We monitored the effects of the changes and everything seemed to go back to normal until early this morning, when our DNS provider began to pull the same trick on a larger scale across multiple nameservers. For some reason, the lifetime of some cached assets (TTL) was being set at 12 hours instead of two hours, meaning any change we made would take at least 12 hours to fully propagate across the web. The wall still bears indentations from my head at this point.
It became quickly apparent that our current DNS provider wasn’t going to be able to fix the situation in the timeframe we needed, so we reached out to Dynect, the DNS provider behind Twitter and bit.ly. Dynect was great and we were able to move our entire infrastructure over to their services before the morning was out. The changes would take a while to propagate because of the rogue TTL setting at our old DNS provider, but at least we knew that when the changes rolled out we’d be on a much more bulletproof DNS system and everyone’s traffic would be back to normal.
And that brings us to now. Dynect and Akamai were both awesome and super responsive throughout, and the bit.ly guys were a great source of advice and support.
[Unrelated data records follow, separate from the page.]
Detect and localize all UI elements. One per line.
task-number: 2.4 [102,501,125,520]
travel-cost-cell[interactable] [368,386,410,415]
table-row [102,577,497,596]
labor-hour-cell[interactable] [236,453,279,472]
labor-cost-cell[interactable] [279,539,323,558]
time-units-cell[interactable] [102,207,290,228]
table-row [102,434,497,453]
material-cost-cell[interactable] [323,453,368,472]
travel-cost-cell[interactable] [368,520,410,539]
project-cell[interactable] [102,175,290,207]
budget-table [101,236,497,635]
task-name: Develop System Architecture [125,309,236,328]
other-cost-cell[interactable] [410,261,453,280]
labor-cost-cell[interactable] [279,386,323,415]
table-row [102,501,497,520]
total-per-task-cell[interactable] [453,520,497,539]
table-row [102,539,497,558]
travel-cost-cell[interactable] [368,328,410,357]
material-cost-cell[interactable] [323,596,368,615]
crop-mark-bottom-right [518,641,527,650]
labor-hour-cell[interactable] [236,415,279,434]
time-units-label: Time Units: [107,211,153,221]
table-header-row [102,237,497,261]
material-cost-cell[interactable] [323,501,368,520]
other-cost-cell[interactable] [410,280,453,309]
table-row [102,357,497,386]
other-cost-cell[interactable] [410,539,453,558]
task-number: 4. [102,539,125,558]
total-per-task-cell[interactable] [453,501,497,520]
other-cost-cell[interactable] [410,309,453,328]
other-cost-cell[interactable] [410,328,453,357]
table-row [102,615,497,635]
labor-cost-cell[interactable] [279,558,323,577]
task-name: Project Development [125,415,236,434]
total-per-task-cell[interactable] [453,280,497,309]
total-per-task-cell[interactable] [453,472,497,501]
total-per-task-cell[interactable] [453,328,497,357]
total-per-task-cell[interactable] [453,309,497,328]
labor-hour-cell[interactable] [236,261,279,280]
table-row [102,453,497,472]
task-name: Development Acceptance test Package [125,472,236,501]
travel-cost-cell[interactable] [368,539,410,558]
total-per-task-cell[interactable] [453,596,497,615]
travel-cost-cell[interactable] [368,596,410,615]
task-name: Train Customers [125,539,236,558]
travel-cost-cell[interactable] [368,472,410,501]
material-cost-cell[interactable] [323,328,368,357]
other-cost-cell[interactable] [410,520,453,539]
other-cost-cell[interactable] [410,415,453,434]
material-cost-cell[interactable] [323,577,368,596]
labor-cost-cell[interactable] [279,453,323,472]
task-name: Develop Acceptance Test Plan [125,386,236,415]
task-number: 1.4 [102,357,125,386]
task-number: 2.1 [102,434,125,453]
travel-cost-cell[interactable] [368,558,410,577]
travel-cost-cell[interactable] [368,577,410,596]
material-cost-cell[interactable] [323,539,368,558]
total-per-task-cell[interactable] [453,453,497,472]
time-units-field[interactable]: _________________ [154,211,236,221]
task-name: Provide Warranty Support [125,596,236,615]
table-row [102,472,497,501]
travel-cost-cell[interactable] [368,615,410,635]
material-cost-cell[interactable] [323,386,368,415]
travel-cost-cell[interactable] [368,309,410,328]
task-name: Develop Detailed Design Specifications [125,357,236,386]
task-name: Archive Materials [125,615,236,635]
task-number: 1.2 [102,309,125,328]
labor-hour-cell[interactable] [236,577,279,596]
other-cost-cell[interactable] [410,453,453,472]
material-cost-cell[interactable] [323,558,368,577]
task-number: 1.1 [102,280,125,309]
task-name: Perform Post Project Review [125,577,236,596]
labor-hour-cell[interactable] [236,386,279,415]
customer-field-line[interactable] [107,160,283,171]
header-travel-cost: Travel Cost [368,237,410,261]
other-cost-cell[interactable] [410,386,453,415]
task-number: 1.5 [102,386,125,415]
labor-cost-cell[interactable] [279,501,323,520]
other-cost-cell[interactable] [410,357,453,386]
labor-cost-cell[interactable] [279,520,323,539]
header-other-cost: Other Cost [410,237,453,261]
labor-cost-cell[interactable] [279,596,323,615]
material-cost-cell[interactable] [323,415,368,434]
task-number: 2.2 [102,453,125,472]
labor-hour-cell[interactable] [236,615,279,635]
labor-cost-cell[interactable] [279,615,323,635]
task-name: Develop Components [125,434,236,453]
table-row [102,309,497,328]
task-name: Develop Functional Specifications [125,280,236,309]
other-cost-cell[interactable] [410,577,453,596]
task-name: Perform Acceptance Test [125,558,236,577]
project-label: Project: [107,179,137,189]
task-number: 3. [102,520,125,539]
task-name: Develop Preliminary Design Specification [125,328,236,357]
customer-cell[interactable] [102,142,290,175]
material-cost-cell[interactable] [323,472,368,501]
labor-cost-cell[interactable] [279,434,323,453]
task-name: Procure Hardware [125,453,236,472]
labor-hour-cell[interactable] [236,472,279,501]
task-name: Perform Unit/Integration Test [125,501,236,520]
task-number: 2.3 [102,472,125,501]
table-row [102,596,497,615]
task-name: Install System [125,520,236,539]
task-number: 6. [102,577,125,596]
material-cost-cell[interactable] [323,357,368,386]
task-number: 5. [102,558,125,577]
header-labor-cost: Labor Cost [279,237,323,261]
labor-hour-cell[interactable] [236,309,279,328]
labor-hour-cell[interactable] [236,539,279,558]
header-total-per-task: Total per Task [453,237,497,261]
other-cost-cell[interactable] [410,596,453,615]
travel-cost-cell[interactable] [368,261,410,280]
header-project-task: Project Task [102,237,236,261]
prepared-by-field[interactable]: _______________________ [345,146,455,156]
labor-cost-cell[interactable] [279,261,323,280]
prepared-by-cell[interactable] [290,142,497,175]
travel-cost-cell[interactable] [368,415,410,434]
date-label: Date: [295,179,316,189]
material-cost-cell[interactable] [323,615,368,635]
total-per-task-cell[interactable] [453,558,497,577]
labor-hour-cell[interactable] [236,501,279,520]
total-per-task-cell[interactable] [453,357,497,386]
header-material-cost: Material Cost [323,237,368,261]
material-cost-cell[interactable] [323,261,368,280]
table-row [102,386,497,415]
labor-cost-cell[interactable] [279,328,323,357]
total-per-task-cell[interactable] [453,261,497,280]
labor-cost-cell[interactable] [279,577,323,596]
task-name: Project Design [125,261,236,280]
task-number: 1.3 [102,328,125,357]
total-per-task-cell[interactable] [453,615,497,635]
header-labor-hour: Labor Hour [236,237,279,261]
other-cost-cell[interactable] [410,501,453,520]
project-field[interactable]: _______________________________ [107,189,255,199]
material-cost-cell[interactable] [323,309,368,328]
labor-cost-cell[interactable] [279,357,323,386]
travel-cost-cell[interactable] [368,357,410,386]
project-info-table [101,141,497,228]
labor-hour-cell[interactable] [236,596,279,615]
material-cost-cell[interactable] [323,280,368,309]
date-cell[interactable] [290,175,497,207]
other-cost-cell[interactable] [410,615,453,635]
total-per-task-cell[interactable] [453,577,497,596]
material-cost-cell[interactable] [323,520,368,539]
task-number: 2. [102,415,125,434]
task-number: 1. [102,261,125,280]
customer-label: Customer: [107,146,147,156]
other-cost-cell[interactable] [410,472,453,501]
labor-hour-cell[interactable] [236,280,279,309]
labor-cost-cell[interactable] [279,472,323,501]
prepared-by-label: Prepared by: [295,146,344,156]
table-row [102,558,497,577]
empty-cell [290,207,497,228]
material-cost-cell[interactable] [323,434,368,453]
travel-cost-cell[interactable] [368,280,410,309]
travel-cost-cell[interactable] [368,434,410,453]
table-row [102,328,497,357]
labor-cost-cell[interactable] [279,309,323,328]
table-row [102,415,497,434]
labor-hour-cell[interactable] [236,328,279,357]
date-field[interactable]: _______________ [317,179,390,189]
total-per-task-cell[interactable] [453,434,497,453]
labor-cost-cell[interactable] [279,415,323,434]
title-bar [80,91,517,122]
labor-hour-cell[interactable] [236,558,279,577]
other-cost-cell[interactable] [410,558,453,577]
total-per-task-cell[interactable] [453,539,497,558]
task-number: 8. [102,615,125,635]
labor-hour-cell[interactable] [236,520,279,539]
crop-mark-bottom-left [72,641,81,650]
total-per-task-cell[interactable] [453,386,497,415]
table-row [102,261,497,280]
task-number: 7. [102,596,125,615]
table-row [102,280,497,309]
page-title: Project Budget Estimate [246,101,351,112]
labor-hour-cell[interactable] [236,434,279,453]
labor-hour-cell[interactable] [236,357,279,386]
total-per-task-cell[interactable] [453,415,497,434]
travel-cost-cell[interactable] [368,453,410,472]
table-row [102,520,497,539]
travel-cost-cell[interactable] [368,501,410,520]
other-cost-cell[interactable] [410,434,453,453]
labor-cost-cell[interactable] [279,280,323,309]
We were also blown away by the response from our users, many of whom tweeted or emailed incredibly kind messages. Some of them were captured in Erin Griffith’s Adweek piece today.
What did we learn?
Aside from the immediate lessons around which DNS provider to use, I’d say we were probably too optimistic at first about how easily this would be resolved. Once we acted to fix the first bad nameserver, we implicitly assumed things would get better, not worse, and missed a valuable window to have prepared for more extreme options. We should have reached out to Dynect much earlier and had an alternative prepared just in case the situation recurred, rather than simply reacting when everything went crazy a few hours later. We should have (and will be implementing) a protocol to explore several scenarios and what we need to do to mitigate them, rather than simply assuming any crisis is going to follow the path we implicitly think it will.
In the end, it doesn’t matter whether it’s an external service or an internal bug that fails, the responsibility for providing you with the service you deserve is ours and we let you down. We’re incredibly sorry that our users were affected by these issues, we’re humbled by the response and we’re grateful for your support.
Tony Haile, General Manager